É relevante destacar que a legislação urbanística se aplica à construção modular de caráter permanente, caracterizada pelo uso de elementos ou sistemas construtivos modulares, sejam estruturais ou não estruturais, parcial ou totalmente fabricados em unidade industrial, e posteriormente montados no local de implantação, independentemente de serem amovíveis ou transportáveis.
Como se explica que o número deste tipo de construções ilegais continue a aumentar?
As Câmaras Municipais, que deveriam atuar como principais entidades fiscalizadoras, não intervêm ou o fazem de forma eficaz. Tornou-se amplamente conhecido, também entre estrangeiros, que a construção ilegal na região raramente traz consequências. Mesmo quando há ordens de demolição, estas praticamente nunca são executadas. Quando alguém vê que o vizinho constrói sem licença e não enfrenta problemas, considera injusto seguir as regras e acaba por fazer o mesmo. Muitas pessoas que herdam terrenos não edificáveis constroem ilegalmente com o objetivo de os vender posteriormente a preços inflacionados, muitas vezes com a conivência de agentes imobiliários.

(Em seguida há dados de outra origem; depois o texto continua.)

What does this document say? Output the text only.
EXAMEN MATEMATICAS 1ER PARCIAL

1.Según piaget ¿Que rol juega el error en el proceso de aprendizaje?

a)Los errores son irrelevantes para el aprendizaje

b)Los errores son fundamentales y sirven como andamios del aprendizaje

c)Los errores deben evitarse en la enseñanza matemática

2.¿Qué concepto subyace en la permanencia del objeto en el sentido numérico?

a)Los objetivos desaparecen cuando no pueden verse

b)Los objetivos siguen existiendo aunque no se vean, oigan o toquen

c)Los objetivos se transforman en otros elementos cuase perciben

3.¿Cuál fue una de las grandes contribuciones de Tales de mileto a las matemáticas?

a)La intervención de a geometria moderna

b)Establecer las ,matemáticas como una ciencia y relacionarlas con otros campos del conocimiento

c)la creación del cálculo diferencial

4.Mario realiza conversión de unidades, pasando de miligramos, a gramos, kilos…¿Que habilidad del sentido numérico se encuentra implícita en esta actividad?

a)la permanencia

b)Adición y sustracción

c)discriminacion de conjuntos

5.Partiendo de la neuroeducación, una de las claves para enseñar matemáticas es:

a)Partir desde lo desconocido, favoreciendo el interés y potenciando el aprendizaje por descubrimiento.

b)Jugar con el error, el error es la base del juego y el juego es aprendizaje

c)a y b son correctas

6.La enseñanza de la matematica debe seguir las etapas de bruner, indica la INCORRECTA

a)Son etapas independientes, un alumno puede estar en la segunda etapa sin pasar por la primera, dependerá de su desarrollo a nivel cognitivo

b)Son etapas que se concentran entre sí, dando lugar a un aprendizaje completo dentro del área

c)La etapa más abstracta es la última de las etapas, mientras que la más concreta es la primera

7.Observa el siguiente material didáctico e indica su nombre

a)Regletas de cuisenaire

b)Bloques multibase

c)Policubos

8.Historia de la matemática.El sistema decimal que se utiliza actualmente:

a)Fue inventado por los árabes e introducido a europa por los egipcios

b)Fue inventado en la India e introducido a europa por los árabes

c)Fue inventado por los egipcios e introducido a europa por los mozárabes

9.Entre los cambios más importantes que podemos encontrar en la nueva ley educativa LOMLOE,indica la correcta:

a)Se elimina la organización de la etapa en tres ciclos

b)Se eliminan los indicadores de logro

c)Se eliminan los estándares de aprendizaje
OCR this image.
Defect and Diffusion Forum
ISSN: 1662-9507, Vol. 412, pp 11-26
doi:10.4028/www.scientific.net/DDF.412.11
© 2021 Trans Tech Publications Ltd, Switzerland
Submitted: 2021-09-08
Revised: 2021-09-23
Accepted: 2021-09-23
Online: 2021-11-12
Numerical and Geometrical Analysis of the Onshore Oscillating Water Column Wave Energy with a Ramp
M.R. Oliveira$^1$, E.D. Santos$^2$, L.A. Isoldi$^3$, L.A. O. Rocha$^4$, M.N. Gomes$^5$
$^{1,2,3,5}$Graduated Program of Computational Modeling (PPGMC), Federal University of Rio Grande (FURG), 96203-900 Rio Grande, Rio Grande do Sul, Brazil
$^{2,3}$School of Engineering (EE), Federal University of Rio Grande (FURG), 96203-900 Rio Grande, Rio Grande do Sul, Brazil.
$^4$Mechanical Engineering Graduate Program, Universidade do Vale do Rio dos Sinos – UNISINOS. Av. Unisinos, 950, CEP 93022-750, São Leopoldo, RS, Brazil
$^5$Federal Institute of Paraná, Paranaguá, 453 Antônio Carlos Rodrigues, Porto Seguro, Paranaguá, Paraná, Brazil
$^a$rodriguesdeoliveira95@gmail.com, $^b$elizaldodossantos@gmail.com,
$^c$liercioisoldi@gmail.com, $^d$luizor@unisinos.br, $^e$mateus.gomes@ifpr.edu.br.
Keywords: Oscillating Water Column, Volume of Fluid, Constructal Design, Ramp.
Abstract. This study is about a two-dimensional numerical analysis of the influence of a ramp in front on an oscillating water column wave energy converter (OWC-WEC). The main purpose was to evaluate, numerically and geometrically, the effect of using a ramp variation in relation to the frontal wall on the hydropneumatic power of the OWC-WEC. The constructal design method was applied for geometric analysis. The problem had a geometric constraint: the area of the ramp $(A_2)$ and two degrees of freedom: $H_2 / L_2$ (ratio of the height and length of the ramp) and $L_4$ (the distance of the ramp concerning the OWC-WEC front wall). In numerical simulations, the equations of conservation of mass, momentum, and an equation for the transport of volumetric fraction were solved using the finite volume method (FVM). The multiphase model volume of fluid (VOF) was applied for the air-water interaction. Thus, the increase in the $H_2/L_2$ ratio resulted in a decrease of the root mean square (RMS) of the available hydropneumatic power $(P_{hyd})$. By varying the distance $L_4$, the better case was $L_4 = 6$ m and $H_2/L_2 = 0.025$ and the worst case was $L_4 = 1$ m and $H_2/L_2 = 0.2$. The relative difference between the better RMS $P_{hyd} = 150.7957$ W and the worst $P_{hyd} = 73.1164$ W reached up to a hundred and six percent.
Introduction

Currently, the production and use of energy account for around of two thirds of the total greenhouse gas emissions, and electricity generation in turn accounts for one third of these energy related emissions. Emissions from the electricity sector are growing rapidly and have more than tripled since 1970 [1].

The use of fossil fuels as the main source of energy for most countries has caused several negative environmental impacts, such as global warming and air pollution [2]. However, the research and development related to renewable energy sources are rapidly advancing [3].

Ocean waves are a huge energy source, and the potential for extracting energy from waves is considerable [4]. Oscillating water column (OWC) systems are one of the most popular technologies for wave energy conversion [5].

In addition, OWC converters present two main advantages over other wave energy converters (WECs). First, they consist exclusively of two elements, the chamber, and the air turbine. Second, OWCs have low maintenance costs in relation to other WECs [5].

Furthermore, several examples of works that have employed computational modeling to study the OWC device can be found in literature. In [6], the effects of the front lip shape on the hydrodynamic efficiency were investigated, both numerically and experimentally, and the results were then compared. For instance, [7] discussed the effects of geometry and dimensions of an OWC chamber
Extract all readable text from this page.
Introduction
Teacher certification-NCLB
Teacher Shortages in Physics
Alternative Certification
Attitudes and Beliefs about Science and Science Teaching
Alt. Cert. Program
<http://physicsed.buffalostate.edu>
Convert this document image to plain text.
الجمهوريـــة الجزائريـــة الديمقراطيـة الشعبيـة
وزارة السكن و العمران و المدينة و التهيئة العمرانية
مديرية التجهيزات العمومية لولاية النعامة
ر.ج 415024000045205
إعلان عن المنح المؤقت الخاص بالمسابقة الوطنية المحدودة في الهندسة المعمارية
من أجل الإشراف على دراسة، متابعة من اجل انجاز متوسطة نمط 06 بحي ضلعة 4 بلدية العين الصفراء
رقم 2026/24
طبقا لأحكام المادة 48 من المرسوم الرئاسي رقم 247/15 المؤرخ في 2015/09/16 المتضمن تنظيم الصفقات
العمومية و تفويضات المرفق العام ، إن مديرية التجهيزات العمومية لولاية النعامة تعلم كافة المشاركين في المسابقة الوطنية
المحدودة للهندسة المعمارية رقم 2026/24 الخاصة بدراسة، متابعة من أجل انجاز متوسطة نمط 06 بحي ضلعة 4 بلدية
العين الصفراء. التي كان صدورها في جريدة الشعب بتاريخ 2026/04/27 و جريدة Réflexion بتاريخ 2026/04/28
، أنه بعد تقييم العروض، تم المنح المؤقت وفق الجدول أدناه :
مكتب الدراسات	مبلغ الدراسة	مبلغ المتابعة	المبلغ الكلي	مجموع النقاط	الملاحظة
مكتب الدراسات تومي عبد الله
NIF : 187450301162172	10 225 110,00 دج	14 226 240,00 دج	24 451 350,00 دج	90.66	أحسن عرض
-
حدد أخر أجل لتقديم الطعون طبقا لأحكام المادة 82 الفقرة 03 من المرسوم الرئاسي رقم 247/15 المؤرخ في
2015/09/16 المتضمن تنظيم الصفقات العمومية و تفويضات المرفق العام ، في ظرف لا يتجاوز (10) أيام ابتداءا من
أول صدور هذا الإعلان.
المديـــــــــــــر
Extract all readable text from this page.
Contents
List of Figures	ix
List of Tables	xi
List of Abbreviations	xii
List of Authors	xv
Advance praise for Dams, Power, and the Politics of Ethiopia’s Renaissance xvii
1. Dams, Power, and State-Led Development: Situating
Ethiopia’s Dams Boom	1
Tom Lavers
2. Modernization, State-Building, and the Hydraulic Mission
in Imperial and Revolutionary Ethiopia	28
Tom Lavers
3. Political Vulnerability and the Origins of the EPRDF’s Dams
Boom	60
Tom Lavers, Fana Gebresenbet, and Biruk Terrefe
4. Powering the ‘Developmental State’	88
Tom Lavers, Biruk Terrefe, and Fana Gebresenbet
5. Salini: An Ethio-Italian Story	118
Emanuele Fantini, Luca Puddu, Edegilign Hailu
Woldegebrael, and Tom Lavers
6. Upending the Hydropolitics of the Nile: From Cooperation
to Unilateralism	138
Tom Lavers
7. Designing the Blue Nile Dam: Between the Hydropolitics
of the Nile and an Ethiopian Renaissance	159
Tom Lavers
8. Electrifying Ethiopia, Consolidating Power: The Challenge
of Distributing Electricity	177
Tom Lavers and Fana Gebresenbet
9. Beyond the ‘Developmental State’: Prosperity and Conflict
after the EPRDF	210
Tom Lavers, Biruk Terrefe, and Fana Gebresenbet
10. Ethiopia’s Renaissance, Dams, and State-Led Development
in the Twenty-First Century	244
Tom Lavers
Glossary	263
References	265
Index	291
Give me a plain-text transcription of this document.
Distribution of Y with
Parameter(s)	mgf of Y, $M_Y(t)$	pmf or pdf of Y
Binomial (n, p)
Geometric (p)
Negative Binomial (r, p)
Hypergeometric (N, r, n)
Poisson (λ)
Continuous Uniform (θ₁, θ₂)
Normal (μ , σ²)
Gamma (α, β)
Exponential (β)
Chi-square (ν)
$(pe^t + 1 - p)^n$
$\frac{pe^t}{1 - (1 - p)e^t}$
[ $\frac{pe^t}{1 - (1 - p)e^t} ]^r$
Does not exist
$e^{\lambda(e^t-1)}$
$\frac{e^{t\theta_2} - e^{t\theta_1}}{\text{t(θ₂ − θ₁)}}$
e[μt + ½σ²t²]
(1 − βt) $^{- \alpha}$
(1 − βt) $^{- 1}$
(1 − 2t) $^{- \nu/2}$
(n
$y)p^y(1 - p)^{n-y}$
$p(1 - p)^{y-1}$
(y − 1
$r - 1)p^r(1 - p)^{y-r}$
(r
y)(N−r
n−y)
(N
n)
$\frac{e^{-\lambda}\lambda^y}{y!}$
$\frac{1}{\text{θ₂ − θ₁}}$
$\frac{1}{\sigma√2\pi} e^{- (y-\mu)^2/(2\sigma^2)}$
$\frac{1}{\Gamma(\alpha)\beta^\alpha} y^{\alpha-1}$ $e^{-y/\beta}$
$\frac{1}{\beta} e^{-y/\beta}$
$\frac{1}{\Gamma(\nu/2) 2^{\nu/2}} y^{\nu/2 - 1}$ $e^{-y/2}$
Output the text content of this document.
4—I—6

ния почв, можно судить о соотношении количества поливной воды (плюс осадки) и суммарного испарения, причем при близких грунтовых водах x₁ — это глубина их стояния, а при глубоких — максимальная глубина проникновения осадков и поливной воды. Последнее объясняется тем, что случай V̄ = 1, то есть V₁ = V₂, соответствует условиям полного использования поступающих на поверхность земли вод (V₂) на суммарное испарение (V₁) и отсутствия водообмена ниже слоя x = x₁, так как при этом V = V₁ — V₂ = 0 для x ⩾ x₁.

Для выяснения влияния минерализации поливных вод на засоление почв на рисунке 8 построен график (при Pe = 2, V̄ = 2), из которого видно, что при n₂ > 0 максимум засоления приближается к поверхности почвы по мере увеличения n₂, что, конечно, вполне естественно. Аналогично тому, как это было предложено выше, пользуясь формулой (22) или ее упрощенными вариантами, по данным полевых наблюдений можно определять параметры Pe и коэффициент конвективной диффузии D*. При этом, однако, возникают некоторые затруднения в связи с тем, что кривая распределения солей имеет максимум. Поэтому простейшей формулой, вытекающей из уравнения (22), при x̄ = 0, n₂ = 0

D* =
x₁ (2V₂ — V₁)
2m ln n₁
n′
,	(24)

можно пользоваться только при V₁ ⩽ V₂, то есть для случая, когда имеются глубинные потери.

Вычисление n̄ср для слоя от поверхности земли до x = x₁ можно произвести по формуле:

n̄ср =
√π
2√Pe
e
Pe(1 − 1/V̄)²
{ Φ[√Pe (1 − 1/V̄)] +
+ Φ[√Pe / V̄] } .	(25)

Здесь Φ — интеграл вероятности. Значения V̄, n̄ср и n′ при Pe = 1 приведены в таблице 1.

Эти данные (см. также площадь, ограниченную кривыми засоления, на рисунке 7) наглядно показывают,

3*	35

Além disso, há quem justifique as suas construções ilegais no meio do campo com o desejo de criar os filhos em contacto com a natureza. No entanto, considero isso uma contradição, pois acabam por degradar o próprio ambiente que dizem querer preservar.
E que dizer sobre as chamadas casas móveis, cujo negócio tem vindo a crescer?
Considero inaceitável que o legislador ainda não tenha adotado medidas eficazes para impedir a comercialização massiva de construções móveis. Os vendedores de estruturas pré-fabricadas e a respetiva publicidade estão a aumentar devido ao crescimento da procura. A venda destas estruturas deveria ser interditada sem a apresentação de um título urbanístico que legitime a respetiva construção. Um empresário que realize uma venda sem este controlo prévio deverá ser solidariamente responsável pelos custos que a Câmara Municipal vier a suportar para a remoção da estrutura clandestina. Atualmente, exige-se um projeto aprovado para requerer a ligação elétrica, enquanto a instalação de um edifício ilegal pode ocorrer sem qualquer controlo. Esta situação é insustentável e não pode persistir.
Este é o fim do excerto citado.